YÜKSEK TÜRBÜLANSLI EKONOMİDE DEĞİŞEN İŞ PİYASALARI

KÜRESEL EKONOMİDE VE TÜRKİYEDE NELER OLUYOR?

Küresel Ekonomi sallanıyor. Amerikan’ın küresel ekonomi üzerindeki etkisi kesinlikle azımsanamaz ve sayın Amerikan Başkanı Dünya’ya kendi ülkesinin çıkarları için ekonomik savaş açtı. NAFTA Kuzey Amerika Ticaret anlaşmasını bozdu ve Meksika ile Anlaşmasını tamamladı. Yazımı yazarken Kanada ile anlaşma imzalanamadı. Kuzey Amerika’nın 2 büyük ülkesi ticaret gerginliği içerisinde.  Çin’e ticaret savaşı açıldı, gümrük tarifeleri yükseltildi ve karşılıklı gerginlik tırmanarak devam ediyor. Rusya’ya Ambargo, Türkiye’ye Ambargo uyguluyor.  Amerika Avrupa ile de ticaret ilişkilerini gerdi, şu anda Avrupa’nın önde gelen araba üreticileri tutuşmuş bir şekilde Amerika ile müzakere yapma peşinde. Bunun üstüne birde Metal ve Çeliğin gümrük vergilerini Avrupa, Kanada, Japonya ve Meksika için yükseltince ortalı karıştı. Şu an kazananı olmayan fakat oyunun kurallarını Amerka’nın belirlediği, bir oyunun içerisine girmiş durumdayız.

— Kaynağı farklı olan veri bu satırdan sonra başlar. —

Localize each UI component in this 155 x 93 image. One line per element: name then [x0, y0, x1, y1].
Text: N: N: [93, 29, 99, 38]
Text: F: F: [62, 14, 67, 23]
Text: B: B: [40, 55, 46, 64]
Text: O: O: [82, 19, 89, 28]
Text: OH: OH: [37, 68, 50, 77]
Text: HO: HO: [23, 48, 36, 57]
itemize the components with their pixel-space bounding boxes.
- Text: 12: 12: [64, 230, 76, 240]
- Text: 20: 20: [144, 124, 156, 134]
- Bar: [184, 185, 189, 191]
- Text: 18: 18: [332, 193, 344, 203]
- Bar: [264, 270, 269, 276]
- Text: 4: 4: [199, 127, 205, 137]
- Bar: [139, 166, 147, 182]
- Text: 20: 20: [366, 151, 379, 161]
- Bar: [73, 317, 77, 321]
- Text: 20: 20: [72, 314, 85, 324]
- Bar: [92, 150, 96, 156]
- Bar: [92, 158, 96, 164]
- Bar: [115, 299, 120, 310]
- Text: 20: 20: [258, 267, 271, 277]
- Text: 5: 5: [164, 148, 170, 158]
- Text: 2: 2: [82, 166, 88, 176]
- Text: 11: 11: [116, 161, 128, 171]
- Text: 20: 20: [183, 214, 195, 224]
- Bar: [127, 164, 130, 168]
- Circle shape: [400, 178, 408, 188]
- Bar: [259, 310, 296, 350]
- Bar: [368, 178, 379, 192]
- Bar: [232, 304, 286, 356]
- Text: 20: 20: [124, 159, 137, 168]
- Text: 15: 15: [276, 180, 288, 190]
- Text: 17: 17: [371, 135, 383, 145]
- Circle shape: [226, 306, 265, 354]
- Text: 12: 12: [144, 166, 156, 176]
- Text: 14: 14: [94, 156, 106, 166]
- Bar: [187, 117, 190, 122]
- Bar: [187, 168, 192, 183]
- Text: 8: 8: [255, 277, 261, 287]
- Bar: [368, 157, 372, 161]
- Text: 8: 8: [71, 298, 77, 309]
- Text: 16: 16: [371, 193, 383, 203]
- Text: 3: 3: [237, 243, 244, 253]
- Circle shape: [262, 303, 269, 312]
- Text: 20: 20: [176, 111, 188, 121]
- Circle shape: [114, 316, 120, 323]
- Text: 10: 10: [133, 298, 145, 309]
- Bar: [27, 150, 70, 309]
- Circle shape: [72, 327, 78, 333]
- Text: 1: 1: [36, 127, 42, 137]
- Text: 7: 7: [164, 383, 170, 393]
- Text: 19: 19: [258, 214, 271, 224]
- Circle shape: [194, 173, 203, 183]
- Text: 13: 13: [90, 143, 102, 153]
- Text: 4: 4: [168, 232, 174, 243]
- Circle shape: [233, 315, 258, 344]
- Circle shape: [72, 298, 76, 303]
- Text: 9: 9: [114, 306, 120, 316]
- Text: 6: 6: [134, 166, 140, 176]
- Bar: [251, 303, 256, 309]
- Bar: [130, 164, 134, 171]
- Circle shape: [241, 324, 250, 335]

2008 ‘de küresel bir kriz yaşadık ve bu kriz bizi o zaman teğet geçmişti. Fakat bu sefer ki daha farklı. Küresel krizde Avrupa ve Amerika merkez bankaları farklı yöntemler ile ülkeleri ve küresel şirketleri finanse ederek, fazla paranın küresel olarak yatırıma dönüşmesini sağlamışlardı. Durum şimdi daha karmaşık. Dünya’nın en büyük satın alanı oyunun kurallarını değiştiriyor ve küresel ekonomik dengeler yerinden oynuyor.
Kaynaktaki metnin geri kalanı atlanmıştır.